But in the middle of the American Century, as the country reckoned with its oldest business, battles over race and citizenship were fought by people who placed their highest stakes in ordinary places — lunch counters, water fountains, schools. For Carlotta Walls LaNier, the youngest of the “Little Rock Nine,”who in 1957, under escort from the Army’s 101st Airborne Division, became the first black students to desegregate Central High, these items are artifacts of assertion.
Sept. 25 is the 55th anniversary of the first day the Nine were allowed to stay at Central High School. Their first attempt to walk through the school doors was blocked by National Guard troops called by Arkansas Gov. Orval Faubus. Their second try was cut short because of the threat of mob violence. LaNier wore her new dress both times, and now, in a small ceremony at the museum’s Capital Gallery Building offices scheduled for Sept. 27, she will donate it and the other items to its collection.

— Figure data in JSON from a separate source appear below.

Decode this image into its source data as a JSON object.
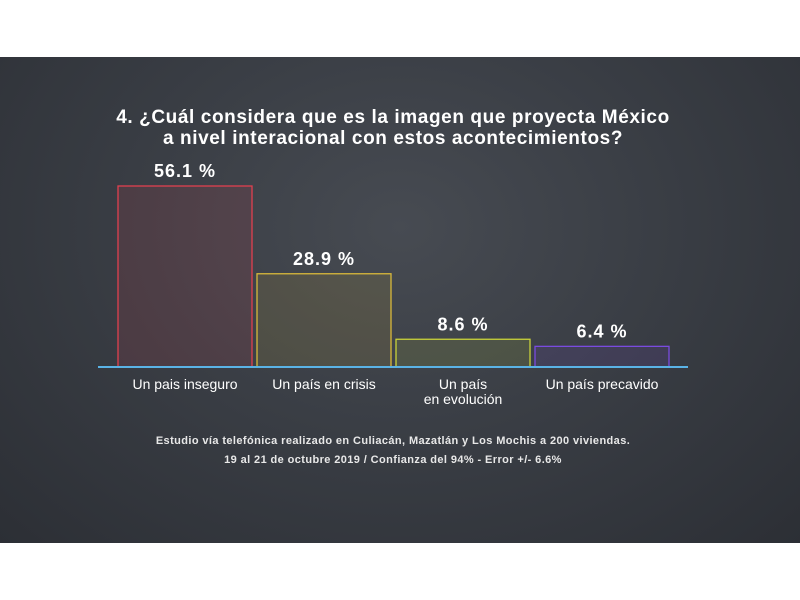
{
  "chart_data": {
    "type": "bar",
    "title_lines": [
      "4. ¿Cuál considera que es la imagen que proyecta México",
      "a nivel interacional con estos acontecimientos?"
    ],
    "categories": [
      [
        "Un pais inseguro"
      ],
      [
        "Un país en crisis"
      ],
      [
        "Un país",
        "en evolución"
      ],
      [
        "Un país precavido"
      ]
    ],
    "values": [
      56.1,
      28.9,
      8.6,
      6.4
    ],
    "value_labels": [
      "56.1 %",
      "28.9 %",
      "8.6 %",
      "6.4 %"
    ],
    "bar_colors": [
      "#e0404f",
      "#d9b93b",
      "#c9d23a",
      "#7a4be0"
    ],
    "baseline_color": "#5ab3e6",
    "ylim": [
      0,
      56.1
    ],
    "grid": false
  },
  "footnote": {
    "line1": "Estudio vía telefónica realizado en Culiacán, Mazatlán y Los Mochis a 200 viviendas.",
    "line2": "19 al 21 de octubre 2019  /  Confianza del 94%  -  Error +/- 6.6%"
  }
}
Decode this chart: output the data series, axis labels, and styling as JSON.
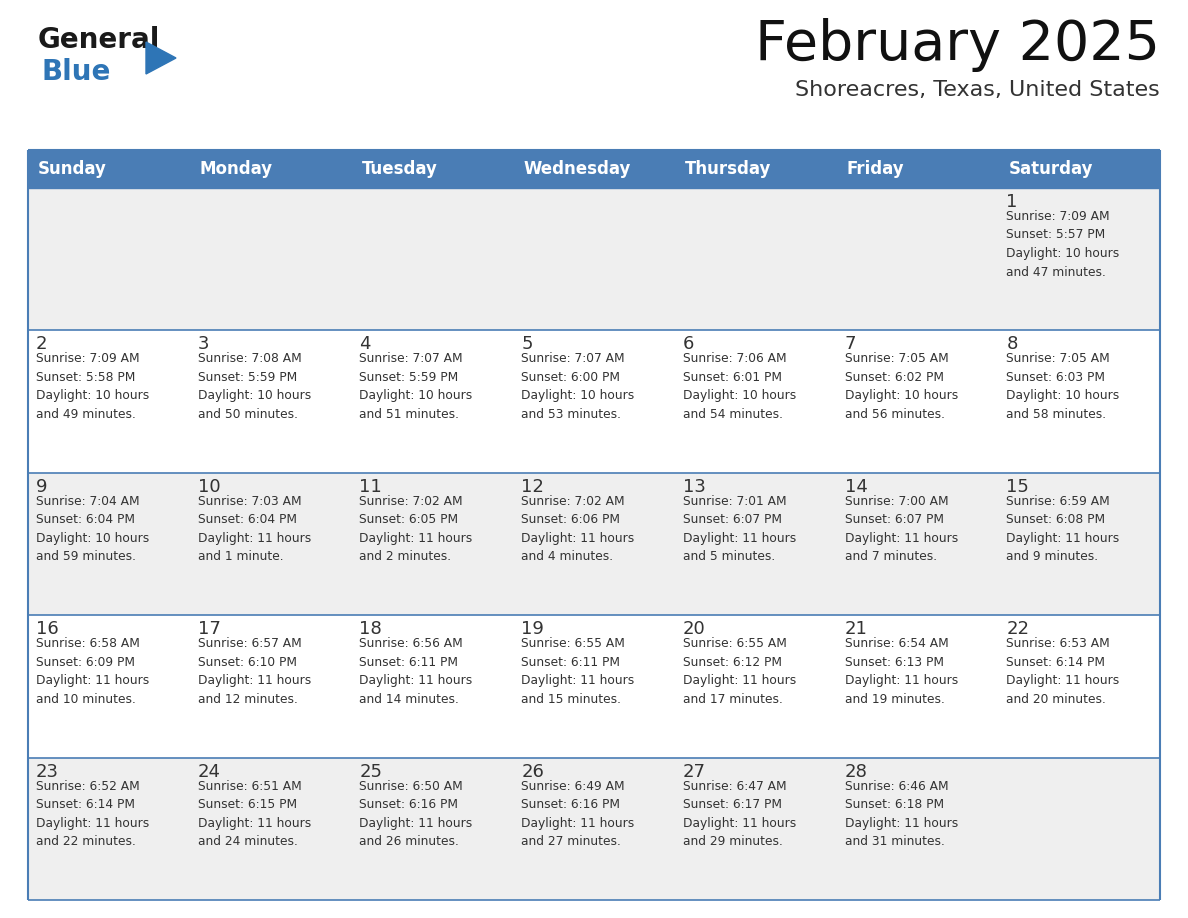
{
  "title": "February 2025",
  "subtitle": "Shoreacres, Texas, United States",
  "days_of_week": [
    "Sunday",
    "Monday",
    "Tuesday",
    "Wednesday",
    "Thursday",
    "Friday",
    "Saturday"
  ],
  "header_bg": "#4a7db5",
  "header_text": "#ffffff",
  "cell_bg_gray": "#efefef",
  "cell_bg_white": "#ffffff",
  "border_color": "#4a7db5",
  "title_color": "#111111",
  "subtitle_color": "#333333",
  "day_number_color": "#333333",
  "cell_text_color": "#333333",
  "calendar_data": [
    [
      {
        "day": null,
        "info": null
      },
      {
        "day": null,
        "info": null
      },
      {
        "day": null,
        "info": null
      },
      {
        "day": null,
        "info": null
      },
      {
        "day": null,
        "info": null
      },
      {
        "day": null,
        "info": null
      },
      {
        "day": 1,
        "info": "Sunrise: 7:09 AM\nSunset: 5:57 PM\nDaylight: 10 hours\nand 47 minutes."
      }
    ],
    [
      {
        "day": 2,
        "info": "Sunrise: 7:09 AM\nSunset: 5:58 PM\nDaylight: 10 hours\nand 49 minutes."
      },
      {
        "day": 3,
        "info": "Sunrise: 7:08 AM\nSunset: 5:59 PM\nDaylight: 10 hours\nand 50 minutes."
      },
      {
        "day": 4,
        "info": "Sunrise: 7:07 AM\nSunset: 5:59 PM\nDaylight: 10 hours\nand 51 minutes."
      },
      {
        "day": 5,
        "info": "Sunrise: 7:07 AM\nSunset: 6:00 PM\nDaylight: 10 hours\nand 53 minutes."
      },
      {
        "day": 6,
        "info": "Sunrise: 7:06 AM\nSunset: 6:01 PM\nDaylight: 10 hours\nand 54 minutes."
      },
      {
        "day": 7,
        "info": "Sunrise: 7:05 AM\nSunset: 6:02 PM\nDaylight: 10 hours\nand 56 minutes."
      },
      {
        "day": 8,
        "info": "Sunrise: 7:05 AM\nSunset: 6:03 PM\nDaylight: 10 hours\nand 58 minutes."
      }
    ],
    [
      {
        "day": 9,
        "info": "Sunrise: 7:04 AM\nSunset: 6:04 PM\nDaylight: 10 hours\nand 59 minutes."
      },
      {
        "day": 10,
        "info": "Sunrise: 7:03 AM\nSunset: 6:04 PM\nDaylight: 11 hours\nand 1 minute."
      },
      {
        "day": 11,
        "info": "Sunrise: 7:02 AM\nSunset: 6:05 PM\nDaylight: 11 hours\nand 2 minutes."
      },
      {
        "day": 12,
        "info": "Sunrise: 7:02 AM\nSunset: 6:06 PM\nDaylight: 11 hours\nand 4 minutes."
      },
      {
        "day": 13,
        "info": "Sunrise: 7:01 AM\nSunset: 6:07 PM\nDaylight: 11 hours\nand 5 minutes."
      },
      {
        "day": 14,
        "info": "Sunrise: 7:00 AM\nSunset: 6:07 PM\nDaylight: 11 hours\nand 7 minutes."
      },
      {
        "day": 15,
        "info": "Sunrise: 6:59 AM\nSunset: 6:08 PM\nDaylight: 11 hours\nand 9 minutes."
      }
    ],
    [
      {
        "day": 16,
        "info": "Sunrise: 6:58 AM\nSunset: 6:09 PM\nDaylight: 11 hours\nand 10 minutes."
      },
      {
        "day": 17,
        "info": "Sunrise: 6:57 AM\nSunset: 6:10 PM\nDaylight: 11 hours\nand 12 minutes."
      },
      {
        "day": 18,
        "info": "Sunrise: 6:56 AM\nSunset: 6:11 PM\nDaylight: 11 hours\nand 14 minutes."
      },
      {
        "day": 19,
        "info": "Sunrise: 6:55 AM\nSunset: 6:11 PM\nDaylight: 11 hours\nand 15 minutes."
      },
      {
        "day": 20,
        "info": "Sunrise: 6:55 AM\nSunset: 6:12 PM\nDaylight: 11 hours\nand 17 minutes."
      },
      {
        "day": 21,
        "info": "Sunrise: 6:54 AM\nSunset: 6:13 PM\nDaylight: 11 hours\nand 19 minutes."
      },
      {
        "day": 22,
        "info": "Sunrise: 6:53 AM\nSunset: 6:14 PM\nDaylight: 11 hours\nand 20 minutes."
      }
    ],
    [
      {
        "day": 23,
        "info": "Sunrise: 6:52 AM\nSunset: 6:14 PM\nDaylight: 11 hours\nand 22 minutes."
      },
      {
        "day": 24,
        "info": "Sunrise: 6:51 AM\nSunset: 6:15 PM\nDaylight: 11 hours\nand 24 minutes."
      },
      {
        "day": 25,
        "info": "Sunrise: 6:50 AM\nSunset: 6:16 PM\nDaylight: 11 hours\nand 26 minutes."
      },
      {
        "day": 26,
        "info": "Sunrise: 6:49 AM\nSunset: 6:16 PM\nDaylight: 11 hours\nand 27 minutes."
      },
      {
        "day": 27,
        "info": "Sunrise: 6:47 AM\nSunset: 6:17 PM\nDaylight: 11 hours\nand 29 minutes."
      },
      {
        "day": 28,
        "info": "Sunrise: 6:46 AM\nSunset: 6:18 PM\nDaylight: 11 hours\nand 31 minutes."
      },
      {
        "day": null,
        "info": null
      }
    ]
  ],
  "logo_text_general": "General",
  "logo_text_blue": "Blue",
  "logo_color_general": "#1a1a1a",
  "logo_color_blue": "#2e75b6",
  "logo_triangle_color": "#2e75b6",
  "fig_width": 1188,
  "fig_height": 918
}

She wants people “to know about the Little Rock Nine, because our young kids are sitting a a classroom with people who don’t look like them, and they think this is the way it’s always been — but no, we had a separate school situation,” says LaNier, 69, who was reached by phone at her home in Denver. “I think this is a learning tool for any and everybody who walks through that museum.”
“Part of what moves me about these artifacts is that they are so simple,” says the museum’s founding director, Lonnie G. Bunch. The Little Rock Nine are particularly important to “the notion of children changing society and bearing the sorts of searing pressures of that change that really inspired more generations,” he says. “When you see the pictures, the hatred and the venom, it makes you admire so much these young people who went through this.”
LaNier’s mother used to make all her clothes, but for her first day of high school, “my uncle wanted me to have a store-bought dress, and he gave me the money.” As a 14-year-old, LaNier didn’t know that she was about to make history. She was a good student, thought Central High — which, like all-white schools around the nation, was under a Supreme Court ruling to desegregate — offered great educational opportunities, and thought it important to look good. “We grew up knowing that other people thought less of you, so you were always on guard about being representative of your family, your race, your community, your church,” LaNier says. “You didn’t want to let anyone down.”
She hadn’t known that getting into the school was the first step in a years-long, deeply painful ordeal. She calls her first semester report card meaningful because with all “that was happening to us — being pushed down steps, spat upon, people walking on my heels — I still made the honor roll.” Some whites said black kids couldn’t get good grades, she says, “and this just shot all of that down.”